Addison's disease
Failure of the adrenal cortex to produce cortisol and aldosterone. Slow-burning fatigue, hyperpigmentation, salt craving and low blood pressure — but acutely it can present as a life-threatening adrenal crisis with shock and hyperkalaemia.
What it is
Addison's disease is primary adrenal insufficiency — destruction of the adrenal cortex itself, with loss of both glucocorticoid (cortisol) and mineralocorticoid (aldosterone) production. In high-income countries the leading cause is autoimmune adrenalitis (frequently part of autoimmune polyglandular syndrome with autoimmune thyroid disease, type 1 diabetes, vitiligo). Globally, tuberculosis remains a major cause; less commonly the adrenals are destroyed by metastases, haemorrhage, infection (HIV-associated), infiltrative disorders or genetic conditions (adrenoleukodystrophy, congenital adrenal hyperplasia).

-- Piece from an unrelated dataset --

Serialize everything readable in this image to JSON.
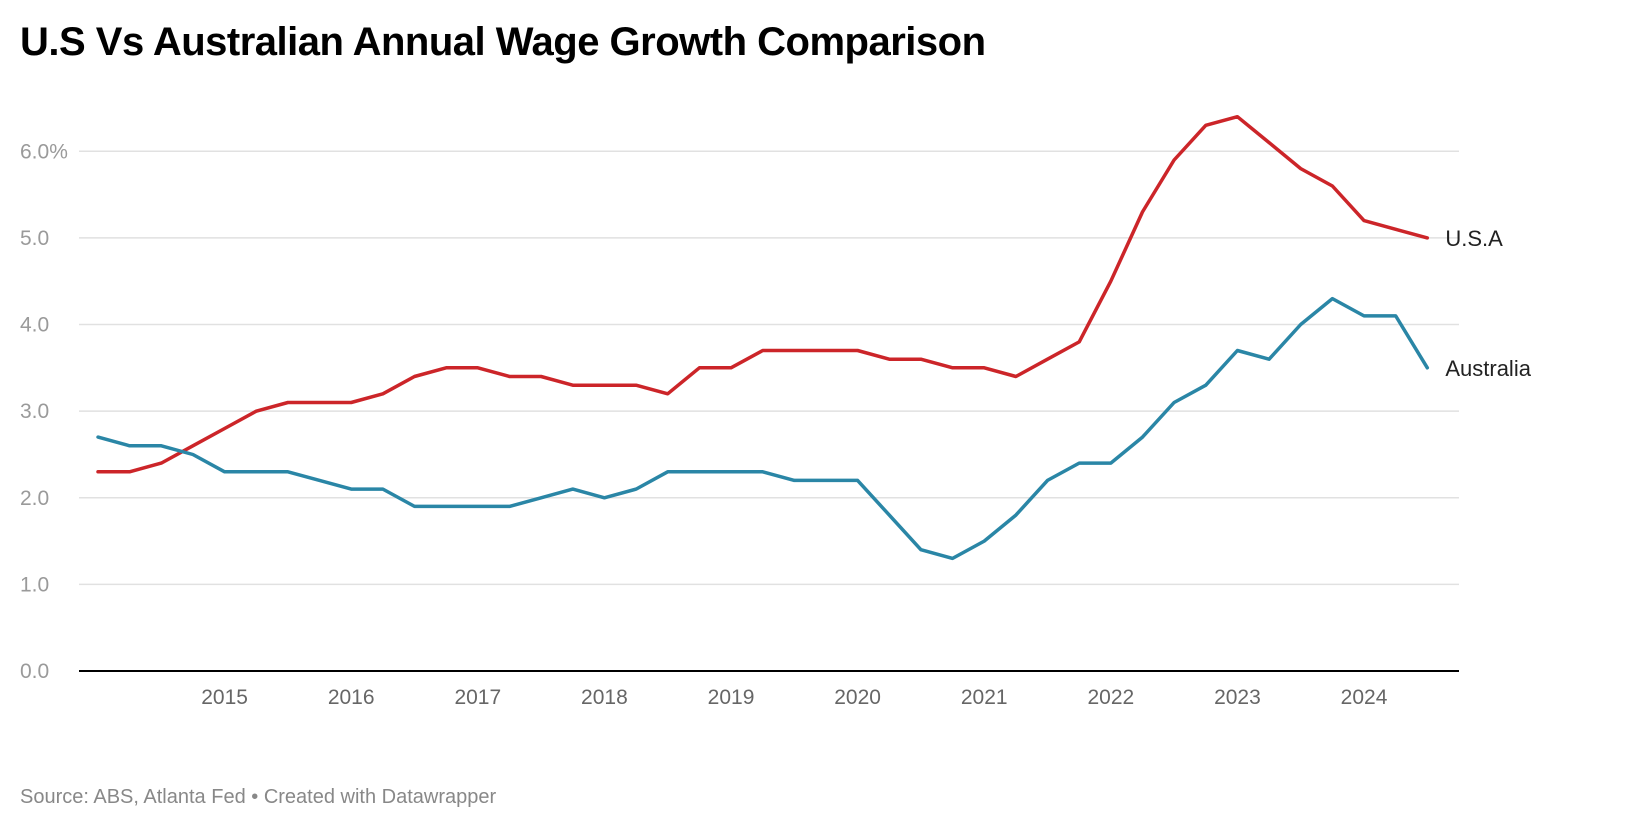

Symptoms develop insidiously over months — fatigue, anorexia, weight loss, nausea, postural light-headedness, salt craving, and characteristic skin and oral-mucosa hyperpigmentation (driven by high ACTH stimulating melanocortin receptors). Stress (infection, surgery, trauma) can precipitate an adrenal crisis — hypotension, vomiting, hyperkalaemia, hyponatraemia, hypoglycaemia — which is a medical emergency.
Key lab markers
- Sodium — low (aldosterone deficiency → renal sodium loss).
- Potassium — high (aldosterone deficiency → renal potassium retention).
- Morning cortisol — low (<5 µg/dL highly suggestive; <3 nearly diagnostic).
- ACTH — high (loss of negative feedback).
- Aldosterone — low with high renin.
- Fasting glucose — often low (cortisol counters insulin).
- CBC — mild normocytic anaemia, eosinophilia, lymphocytosis.
- Anti-adrenal (21-hydroxylase) antibodies — positive in autoimmune form.
- ACTH stimulation test — gold standard (cortisol fails to rise after synthetic ACTH).
Symptoms
- Profound fatigue, malaise
- Unintentional weight loss with anorexia, nausea, vomiting, abdominal pain
- Hyperpigmentation — palmar creases, knuckles, scars, oral mucosa (the diagnostic hallmark)
- Postural dizziness, low blood pressure
- Salt craving
- Decreased libido, irregular periods
- Acute crisis: severe hypotension/shock, confusion, vomiting, severe hyperkalaemia
When to discuss with a doctor
Unexplained chronic fatigue with weight loss, low blood pressure, salt craving and hyperpigmentation requires prompt morning cortisol + ACTH + electrolytes. A 9 a.m. cortisol below 5 µg/dL or hyponatraemia + hyperkalaemia without another explanation triggers urgent endocrinology referral. Anyone confirmed must be educated about stress-dose hydrocortisone, must wear medical-alert identification, and carry an emergency hydrocortisone injection. Mediora.AI flags the suggestive Na-K pattern; an adrenal crisis is a 999/911 emergency.